US chipmaker Micron said Friday it would invest more than $600 million in a packing and testing factory in northern China, less than a month after Beijing banned its chips from critical infrastructure projects.
In a WeChat statement, the firm said it would invest more than 4.3 billion yuan ($605 million) over the next few years in its plant in the city of Xi’an to acquire equipment and add a new factory at the facility.
China’s cybersecurity watchdog last month said Micron had failed a national security review, telling operators of “critical information infrastructure” to stop buying its products.
It was the latest escalation in a bitter chip war between the United States and China, which has seen Washington move to block Beijing’s access to cutting-edge semiconductors.
“This investment project underscores Micron’s unwavering commitment to our China business and our China team members,” CEO Sanjay Mehrotra said in a statement.
Micron said it would buy chip-packaging equipment from the Xi’an-based Licheng Semiconductor, which had already been operating some equipment in the US company’s facility under a previous agreement.
“The investment is in line with Micron’s global packaging and testing concept and would give the company the flexibility to manufacture a wide portfolio of products in Xi’an,” the firm said in its WeChat statement.
Micron will also build a new facility with production lines for mobile DRAM, NAND and SSD chips, it added.
– Chip war –
About 10 percent of Micron’s $30.8 billion annual revenue last year came from China, according to company data.
But a large portion of Micron products sold in the country were bought by foreign manufacturers, analysts noted, and it was not clear if last month’s decision by China’s cybersecurity watchdog affected sales to foreign buyers.
Washington has said it has “very serious concerns” about China’s restrictions on Micron.

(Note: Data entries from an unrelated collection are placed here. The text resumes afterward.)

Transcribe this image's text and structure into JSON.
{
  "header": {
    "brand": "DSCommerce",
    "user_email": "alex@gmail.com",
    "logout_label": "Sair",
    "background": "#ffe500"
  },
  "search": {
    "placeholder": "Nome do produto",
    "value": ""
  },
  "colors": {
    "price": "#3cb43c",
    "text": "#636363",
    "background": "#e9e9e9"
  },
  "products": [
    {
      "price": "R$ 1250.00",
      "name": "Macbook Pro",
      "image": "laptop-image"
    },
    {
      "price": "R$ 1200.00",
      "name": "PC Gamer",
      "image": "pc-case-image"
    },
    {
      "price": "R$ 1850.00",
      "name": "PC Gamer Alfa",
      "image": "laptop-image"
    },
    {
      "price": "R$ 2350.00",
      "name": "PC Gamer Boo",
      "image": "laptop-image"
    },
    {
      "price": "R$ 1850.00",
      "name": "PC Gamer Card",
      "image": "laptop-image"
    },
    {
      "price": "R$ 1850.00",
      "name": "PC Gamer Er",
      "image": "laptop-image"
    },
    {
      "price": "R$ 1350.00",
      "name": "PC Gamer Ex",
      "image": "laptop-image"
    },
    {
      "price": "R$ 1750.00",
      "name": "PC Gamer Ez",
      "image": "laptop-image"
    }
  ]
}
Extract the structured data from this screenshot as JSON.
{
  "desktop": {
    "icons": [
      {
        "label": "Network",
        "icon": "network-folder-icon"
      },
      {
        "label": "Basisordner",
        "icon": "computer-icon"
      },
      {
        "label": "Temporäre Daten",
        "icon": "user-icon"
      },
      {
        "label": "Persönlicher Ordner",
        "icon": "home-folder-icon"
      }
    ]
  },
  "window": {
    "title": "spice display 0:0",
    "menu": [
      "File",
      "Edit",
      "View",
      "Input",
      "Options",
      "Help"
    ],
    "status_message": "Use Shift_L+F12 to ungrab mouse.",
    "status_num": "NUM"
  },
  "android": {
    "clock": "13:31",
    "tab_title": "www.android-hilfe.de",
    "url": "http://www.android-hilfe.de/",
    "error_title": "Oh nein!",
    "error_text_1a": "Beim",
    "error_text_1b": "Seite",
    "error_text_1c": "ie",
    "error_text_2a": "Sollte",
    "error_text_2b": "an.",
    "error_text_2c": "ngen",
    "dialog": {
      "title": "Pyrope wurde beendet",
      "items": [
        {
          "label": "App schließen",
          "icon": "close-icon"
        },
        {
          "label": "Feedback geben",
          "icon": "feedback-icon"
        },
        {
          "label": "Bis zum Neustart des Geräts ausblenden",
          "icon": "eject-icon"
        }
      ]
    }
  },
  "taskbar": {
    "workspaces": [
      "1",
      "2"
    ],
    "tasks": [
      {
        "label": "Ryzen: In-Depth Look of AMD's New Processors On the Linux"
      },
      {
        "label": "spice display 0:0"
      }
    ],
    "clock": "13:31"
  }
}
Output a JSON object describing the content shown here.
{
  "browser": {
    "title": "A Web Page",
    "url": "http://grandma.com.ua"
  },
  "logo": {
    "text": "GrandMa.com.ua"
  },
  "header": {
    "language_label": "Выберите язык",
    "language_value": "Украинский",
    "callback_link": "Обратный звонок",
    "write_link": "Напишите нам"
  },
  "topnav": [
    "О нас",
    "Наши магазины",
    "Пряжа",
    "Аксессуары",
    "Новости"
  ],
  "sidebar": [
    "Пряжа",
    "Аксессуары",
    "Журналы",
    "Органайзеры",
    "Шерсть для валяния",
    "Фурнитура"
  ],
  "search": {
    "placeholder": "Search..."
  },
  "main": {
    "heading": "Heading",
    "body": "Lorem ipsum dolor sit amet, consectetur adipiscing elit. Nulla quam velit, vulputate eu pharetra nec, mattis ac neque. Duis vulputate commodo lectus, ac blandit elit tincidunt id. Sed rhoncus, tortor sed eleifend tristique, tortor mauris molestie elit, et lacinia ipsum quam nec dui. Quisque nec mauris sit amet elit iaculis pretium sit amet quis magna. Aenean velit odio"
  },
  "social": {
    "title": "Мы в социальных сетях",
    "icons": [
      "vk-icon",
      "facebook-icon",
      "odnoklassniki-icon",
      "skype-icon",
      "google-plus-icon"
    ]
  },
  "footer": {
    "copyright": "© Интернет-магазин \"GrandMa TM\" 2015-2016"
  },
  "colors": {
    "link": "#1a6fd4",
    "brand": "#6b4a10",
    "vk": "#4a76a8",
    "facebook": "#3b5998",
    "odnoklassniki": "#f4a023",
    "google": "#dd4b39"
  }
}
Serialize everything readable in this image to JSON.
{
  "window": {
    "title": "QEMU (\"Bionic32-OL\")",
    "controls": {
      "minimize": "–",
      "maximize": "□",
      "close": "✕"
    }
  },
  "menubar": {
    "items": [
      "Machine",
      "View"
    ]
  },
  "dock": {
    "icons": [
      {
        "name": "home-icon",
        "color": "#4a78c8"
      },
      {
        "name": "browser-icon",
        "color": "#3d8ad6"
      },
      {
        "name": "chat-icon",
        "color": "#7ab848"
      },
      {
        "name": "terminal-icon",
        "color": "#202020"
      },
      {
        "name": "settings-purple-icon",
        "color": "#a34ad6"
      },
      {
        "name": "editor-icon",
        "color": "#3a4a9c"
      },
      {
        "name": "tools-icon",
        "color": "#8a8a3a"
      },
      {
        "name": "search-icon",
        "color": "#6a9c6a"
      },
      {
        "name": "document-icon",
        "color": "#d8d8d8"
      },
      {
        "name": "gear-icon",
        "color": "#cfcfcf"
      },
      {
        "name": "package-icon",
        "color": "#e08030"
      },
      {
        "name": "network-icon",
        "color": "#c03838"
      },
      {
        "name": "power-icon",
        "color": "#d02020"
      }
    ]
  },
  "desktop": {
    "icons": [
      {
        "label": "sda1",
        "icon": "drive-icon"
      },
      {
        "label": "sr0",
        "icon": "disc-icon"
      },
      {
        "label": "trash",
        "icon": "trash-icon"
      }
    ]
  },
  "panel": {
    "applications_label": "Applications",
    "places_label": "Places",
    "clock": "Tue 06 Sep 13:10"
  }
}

Beijing began an investigation into Micron in late March, five months after the United States unveiled sweeping curbs aimed at cutting off China’s access to high-end chips, chipmaking equipment and software used to design semiconductors.
The United States had cited citing national security concerns for the restrictions unveiled last year, expressing concerns that China will use US technology to develop advanced military equipment.
The White House has also urged South Korean chipmakers not to export to China to fill any gap left by a ban on US semiconductor imports.
The Netherlands and Japan — US allies that are both leading manufacturers of specialised semiconductor technology — have also announced restrictions on exports, without explicitly naming China.